A northern Indiana police officer’s stop and subsequent arrest of an impaired driver was valid even though the policeman had not taken his oath of office, the Indiana Court of Appeals ruled Friday.
Eberaia Fields was pulled over by Warsaw Police Department officer Miles Reichard on a license-plate light infraction. But because of the stop, he later was charged with Level 6 felony operating a vehicle while intoxicated, two counts of Level 6 felony intimidation, and Class C misdemeanor violation of special-driving privileges. Authorities also charged Fields also as a habitual vehicular substance offender.
Fields filed a motion to dismiss the charges after learning Reichard had not been sworn as an officer at the time of the traffic stop. Fields’ motion was denied in the Kosciusko Superior court, prompting this interlocutory appeal in which the COA affirmed the trial court, citing the de facto officer doctrine. The panel found Fields claimed the office of a Warsaw policeman when he accepted the job and began working for the department.

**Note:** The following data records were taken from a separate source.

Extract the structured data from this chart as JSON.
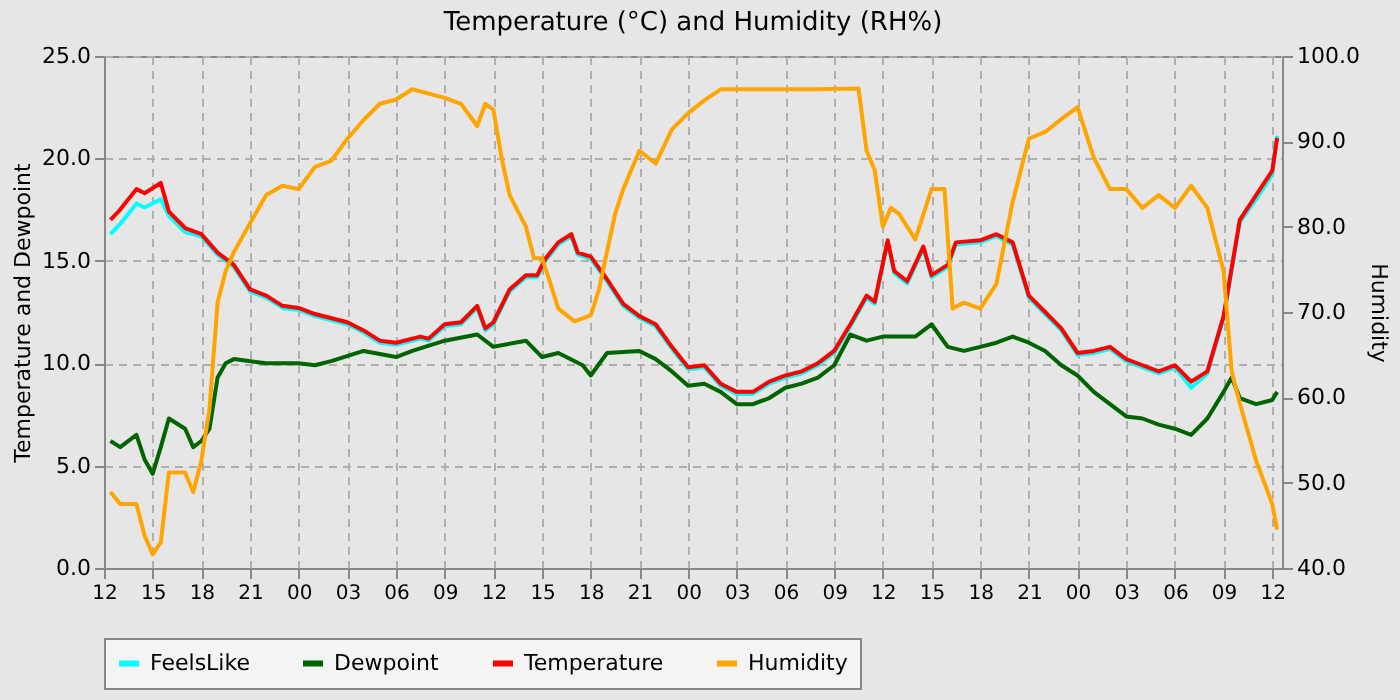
{
  "chart_data": {
    "type": "line",
    "title": "Temperature (°C) and Humidity (RH%)",
    "ylabel": "Temperature and Dewpoint",
    "y2label": "Humidity",
    "xlim": [
      12,
      84.6
    ],
    "xticks": [
      {
        "value": 12,
        "label": "12"
      },
      {
        "value": 15,
        "label": "15"
      },
      {
        "value": 18,
        "label": "18"
      },
      {
        "value": 21,
        "label": "21"
      },
      {
        "value": 24,
        "label": "00"
      },
      {
        "value": 27,
        "label": "03"
      },
      {
        "value": 30,
        "label": "06"
      },
      {
        "value": 33,
        "label": "09"
      },
      {
        "value": 36,
        "label": "12"
      },
      {
        "value": 39,
        "label": "15"
      },
      {
        "value": 42,
        "label": "18"
      },
      {
        "value": 45,
        "label": "21"
      },
      {
        "value": 48,
        "label": "00"
      },
      {
        "value": 51,
        "label": "03"
      },
      {
        "value": 54,
        "label": "06"
      },
      {
        "value": 57,
        "label": "09"
      },
      {
        "value": 60,
        "label": "12"
      },
      {
        "value": 63,
        "label": "15"
      },
      {
        "value": 66,
        "label": "18"
      },
      {
        "value": 69,
        "label": "21"
      },
      {
        "value": 72,
        "label": "00"
      },
      {
        "value": 75,
        "label": "03"
      },
      {
        "value": 78,
        "label": "06"
      },
      {
        "value": 81,
        "label": "09"
      },
      {
        "value": 84,
        "label": "12"
      }
    ],
    "ylim": [
      0,
      25
    ],
    "yticks": [
      {
        "value": 0,
        "label": "0.0"
      },
      {
        "value": 5,
        "label": "5.0"
      },
      {
        "value": 10,
        "label": "10.0"
      },
      {
        "value": 15,
        "label": "15.0"
      },
      {
        "value": 20,
        "label": "20.0"
      },
      {
        "value": 25,
        "label": "25.0"
      }
    ],
    "y2lim": [
      40,
      100
    ],
    "y2ticks": [
      {
        "value": 40,
        "label": "40.0"
      },
      {
        "value": 50,
        "label": "50.0"
      },
      {
        "value": 60,
        "label": "60.0"
      },
      {
        "value": 70,
        "label": "70.0"
      },
      {
        "value": 80,
        "label": "80.0"
      },
      {
        "value": 90,
        "label": "90.0"
      },
      {
        "value": 100,
        "label": "100.0"
      }
    ],
    "grid": true,
    "legend": "bottom",
    "marker": "none",
    "line_style": "solid",
    "series": [
      {
        "name": "FeelsLike",
        "color": "#00ffff",
        "x": [
          12.4,
          13,
          14,
          14.5,
          15.5,
          16,
          17,
          18,
          19,
          20,
          21,
          22,
          23,
          24,
          25,
          27,
          28,
          29,
          30,
          31.5,
          32,
          33,
          34,
          35,
          35.5,
          36,
          37,
          38,
          38.7,
          39.2,
          40,
          40.8,
          41.2,
          42,
          43,
          44,
          45,
          46,
          47,
          48,
          49,
          50,
          51,
          52,
          53,
          54,
          55,
          56,
          57,
          58,
          59,
          59.5,
          60.3,
          60.7,
          61.5,
          62.5,
          63,
          64,
          64.5,
          66,
          67,
          68,
          69,
          70,
          71,
          72,
          73,
          74,
          75,
          76,
          77,
          78,
          79,
          80,
          81,
          82,
          83,
          84,
          84.3
        ],
        "values": [
          16.3,
          16.8,
          17.8,
          17.6,
          18.0,
          17.2,
          16.4,
          16.2,
          15.3,
          14.7,
          13.5,
          13.2,
          12.7,
          12.6,
          12.3,
          11.9,
          11.5,
          11.0,
          10.9,
          11.2,
          11.1,
          11.8,
          11.9,
          12.7,
          11.6,
          11.9,
          13.5,
          14.2,
          14.2,
          15.0,
          15.8,
          16.2,
          15.3,
          15.1,
          14.0,
          12.8,
          12.2,
          11.8,
          10.7,
          9.7,
          9.8,
          8.9,
          8.5,
          8.5,
          9.0,
          9.3,
          9.5,
          9.9,
          10.5,
          11.8,
          13.2,
          12.9,
          15.9,
          14.4,
          13.9,
          15.6,
          14.2,
          14.7,
          15.8,
          15.9,
          16.2,
          15.8,
          13.2,
          12.4,
          11.6,
          10.4,
          10.5,
          10.7,
          10.1,
          9.8,
          9.5,
          9.8,
          8.8,
          9.5,
          12.2,
          16.9,
          18.0,
          19.2,
          21.1
        ]
      },
      {
        "name": "Dewpoint",
        "color": "#006400",
        "x": [
          12.4,
          13,
          14,
          14.5,
          15,
          15.5,
          16,
          17,
          17.5,
          18,
          18.5,
          19,
          19.5,
          20,
          22,
          24,
          25,
          26,
          28,
          30,
          31,
          33,
          35,
          36,
          38,
          39,
          40,
          41.5,
          42,
          43,
          45,
          46,
          47,
          48,
          49,
          50,
          51,
          52,
          53,
          54,
          55,
          56,
          57,
          58,
          59,
          60,
          61,
          62,
          63,
          64,
          65,
          66,
          67,
          68,
          69,
          70,
          71,
          72,
          73,
          74,
          75,
          76,
          77,
          78,
          79,
          80,
          81,
          81.5,
          82,
          83,
          84,
          84.3
        ],
        "values": [
          6.2,
          5.9,
          6.5,
          5.3,
          4.6,
          5.9,
          7.3,
          6.8,
          5.9,
          6.2,
          6.8,
          9.3,
          10.0,
          10.2,
          10.0,
          10.0,
          9.9,
          10.1,
          10.6,
          10.3,
          10.6,
          11.1,
          11.4,
          10.8,
          11.1,
          10.3,
          10.5,
          9.9,
          9.4,
          10.5,
          10.6,
          10.2,
          9.6,
          8.9,
          9.0,
          8.6,
          8.0,
          8.0,
          8.3,
          8.8,
          9.0,
          9.3,
          9.9,
          11.4,
          11.1,
          11.3,
          11.3,
          11.3,
          11.9,
          10.8,
          10.6,
          10.8,
          11.0,
          11.3,
          11.0,
          10.6,
          9.9,
          9.4,
          8.6,
          8.0,
          7.4,
          7.3,
          7.0,
          6.8,
          6.5,
          7.3,
          8.6,
          9.3,
          8.3,
          8.0,
          8.2,
          8.6
        ]
      },
      {
        "name": "Temperature",
        "color": "#ff0000",
        "x": [
          12.4,
          13,
          14,
          14.5,
          15.5,
          16,
          17,
          18,
          19,
          20,
          21,
          22,
          23,
          24,
          25,
          27,
          28,
          29,
          30,
          31.5,
          32,
          33,
          34,
          35,
          35.5,
          36,
          37,
          38,
          38.7,
          39.2,
          40,
          40.8,
          41.2,
          42,
          43,
          44,
          45,
          46,
          47,
          48,
          49,
          50,
          51,
          52,
          53,
          54,
          55,
          56,
          57,
          58,
          59,
          59.5,
          60.3,
          60.7,
          61.5,
          62.5,
          63,
          64,
          64.5,
          66,
          67,
          68,
          69,
          70,
          71,
          72,
          73,
          74,
          75,
          76,
          77,
          78,
          79,
          80,
          81,
          82,
          83,
          84,
          84.3
        ],
        "values": [
          17.0,
          17.5,
          18.5,
          18.3,
          18.8,
          17.4,
          16.6,
          16.3,
          15.4,
          14.8,
          13.6,
          13.3,
          12.8,
          12.7,
          12.4,
          12.0,
          11.6,
          11.1,
          11.0,
          11.3,
          11.2,
          11.9,
          12.0,
          12.8,
          11.7,
          12.0,
          13.6,
          14.3,
          14.3,
          15.1,
          15.9,
          16.3,
          15.4,
          15.2,
          14.1,
          12.9,
          12.3,
          11.9,
          10.8,
          9.8,
          9.9,
          9.0,
          8.6,
          8.6,
          9.1,
          9.4,
          9.6,
          10.0,
          10.6,
          11.9,
          13.3,
          13.0,
          16.0,
          14.5,
          14.0,
          15.7,
          14.3,
          14.8,
          15.9,
          16.0,
          16.3,
          15.9,
          13.3,
          12.5,
          11.7,
          10.5,
          10.6,
          10.8,
          10.2,
          9.9,
          9.6,
          9.9,
          9.1,
          9.6,
          12.3,
          17.0,
          18.2,
          19.4,
          21.0
        ]
      },
      {
        "name": "Humidity",
        "color": "#ffa500",
        "axis": "y2",
        "x": [
          12.4,
          13,
          14,
          14.5,
          15,
          15.5,
          16,
          17,
          17.5,
          18,
          18.5,
          19,
          19.5,
          20,
          21,
          22,
          23,
          24,
          25,
          26,
          27,
          28,
          29,
          30,
          31,
          33,
          34,
          35,
          35.5,
          36,
          36.5,
          37,
          38,
          38.5,
          39,
          39.5,
          40,
          41,
          42,
          42.5,
          43.5,
          44,
          45,
          46,
          47,
          48,
          49,
          50,
          53,
          56,
          58.5,
          59,
          59.5,
          60,
          60.5,
          61,
          62,
          63,
          63.8,
          64.3,
          65,
          66,
          67,
          68,
          69,
          70,
          71,
          72,
          73,
          74,
          75,
          76,
          77,
          78,
          79,
          80,
          81,
          81.5,
          82,
          83,
          84,
          84.3
        ],
        "values": [
          48.9,
          47.5,
          47.5,
          43.8,
          41.6,
          43.0,
          51.2,
          51.2,
          48.9,
          52.6,
          58.6,
          71.1,
          74.8,
          77.0,
          80.4,
          83.7,
          84.8,
          84.4,
          87.0,
          87.7,
          90.3,
          92.5,
          94.4,
          94.9,
          96.1,
          95.1,
          94.4,
          91.8,
          94.4,
          93.7,
          88.1,
          83.7,
          80.0,
          76.3,
          76.3,
          73.4,
          70.4,
          68.9,
          69.6,
          72.6,
          81.5,
          84.4,
          88.9,
          87.4,
          91.4,
          93.3,
          94.8,
          96.1,
          96.1,
          96.1,
          96.2,
          88.9,
          86.6,
          80.0,
          82.2,
          81.5,
          78.5,
          84.4,
          84.4,
          70.4,
          71.1,
          70.4,
          73.3,
          82.9,
          90.3,
          91.1,
          92.6,
          94.0,
          88.1,
          84.4,
          84.4,
          82.2,
          83.7,
          82.2,
          84.8,
          82.2,
          74.8,
          63.0,
          59.3,
          52.6,
          47.5,
          44.5
        ]
      }
    ]
  }
}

“We find that Officer Reichard’s failure to take the oath is a technical defect in his title to office. But because the record shows that Officer Reichard claimed the office, was in possession of it, and performed its duties under the color of appointment, we conclude that he was acting as a de facto officer at the time of the stop. We therefore affirm the trial court’s denial of Fields’s motion to dismiss the charges against him,” Chief Judge Nancy Vaidik wrote for the panel in Eberaia Fields v. State of Indiana, 43A03-1704-CR-856.
“To conclude otherwise and to dismiss the charges against Fields would run counter to the very purpose of the de facto officer doctrine, which is to insure the orderly functioning of the government despite technical defects in title to office,” Vaidik wrote.